According to the rolling bearing of claim 2,
Since 0.5 to 10% by weight of molybdenum silicide is contained in the ceramic material, conductivity can be effectively imparted, and the material added to impart conductivity is only silicon carbide. The wear resistance can be improved as compared with the conventional example.

According to the rolling bearing of claim 3, 1
Since 0 to 20% by weight of silicon carbide and 1 to 10% by weight of titanium nitride are further contained in the ceramic material containing the above% by weight of molybdenum silicide, the conductivity is improved without lowering the wear resistance. It can be effectively added.

According to the rolling bearing manufacturing method of the present invention, titanium oxide is chemically converted into titanium nitride, whereby the ceramic material containing silicon nitride, silicon carbide, titanium nitride and molybdenum silicide is used. By forming at least the rolling element among the inner and outer races and the rolling elements using this ceramic material, it is possible to sufficiently suppress the charging of the bearing and to extend the life of the bearing. It is possible to form a bearing having excellent conductivity and wear resistance.

[Brief description of drawings]

FIG. 1 is a sectional view showing a ball bearing according to an embodiment of the present invention.

FIG. 2 is a schematic configuration diagram showing a test device used in a durability test carried out by the inventors of the present invention.

3 is a diagram showing a test result by the test apparatus shown in FIG. 2, (a) is a diagram showing a measurement result of a surface shape of a sample flat plate made of the ceramic material of the present invention, and (b) is a conductive sample. It is a figure which shows the measurement result of the surface shape of the conventional equivalent sample flat plate which consists of the ceramic material to which the conductivity was not provided, (c) is another conventional equivalent sample flat plate which consists of the ceramic material to which electroconductivity was added. It is a figure which shows the measurement result of the surface shape of.

[Explanation of symbols]

1 Ball bearing (rolling bearing) 2 inner ring 3 outer ring 4 balls (rolling elements)
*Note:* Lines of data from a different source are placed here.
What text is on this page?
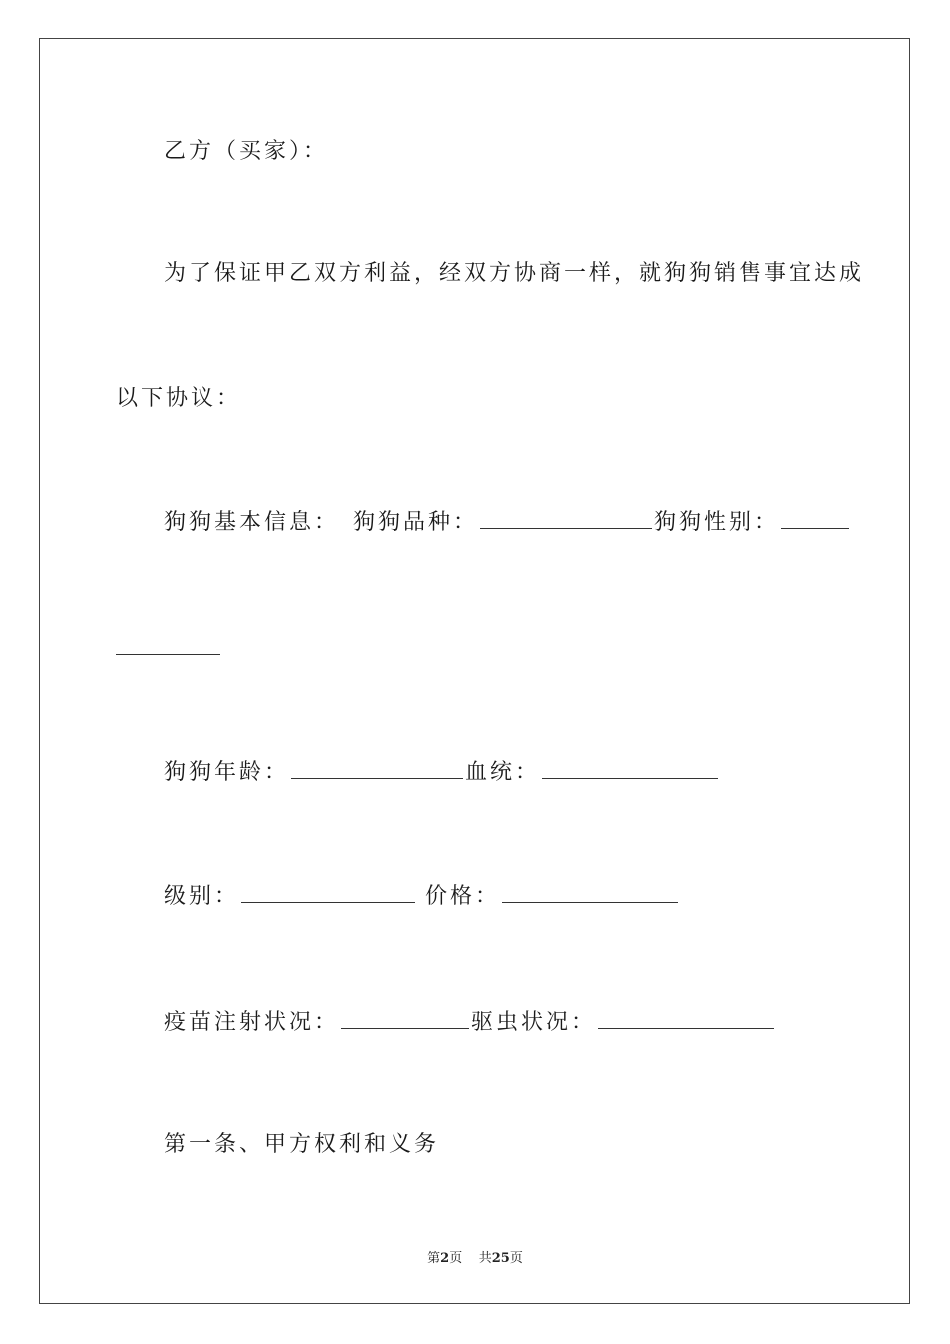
乙方（买家）：
为了保证甲乙双方利益，经双方协商一样，就狗狗销售事宜达成
以下协议：
狗狗基本信息： 狗狗品种：	狗狗性别：
狗狗年龄：	血统：
级别：	价格：
疫苗注射状况：	驱虫状况：
第一条、甲方权利和义务
第2页 共25页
   ─────────────────────────────────────────────────── ─── Continued front page    (72) Inventor Hisashi Harada             3-5-8 Minamisenba, Chuo-ku, Osaka Koyo             Within Seiko Co., Ltd. F term (reference) 3J101 AA02 AA62 BA10 DA20 EA03                       EA41 EA43 EA44 EA72 FA11                       GA53

Claims (4)

[Claims] 1. A rolling bearing comprising an inner ring and an outer ring, and a plurality of rolling elements rotatably provided between the inner ring and the outer ring, wherein the inner and outer rings and the rolling elements are made of a conductive material. A rolling bearing, characterized in that, of these inner and outer rings and rolling elements, at least the rolling elements are made of a ceramic material containing silicon nitride as a main component and containing silicon carbide, titanium nitride, and molybdenum silicide. 2. The rolling bearing according to claim 1, wherein the ceramic material contains 0.5 to 10% by weight of the molybdenum silicide. 3. The ceramic material contains 10 to 20% by weight of the silicon carbide and 1 to 10 of the titanium nitride.
The rolling bearing according to claim 2, wherein the rolling bearing is contained in a weight percentage. 4. Silicon carbide, titanium oxide, molybdenum silicide,
A method of manufacturing a rolling bearing, wherein the ceramic material according to any one of claims 1 to 3 is obtained by adding a sintering aid to silicon nitride and sintering.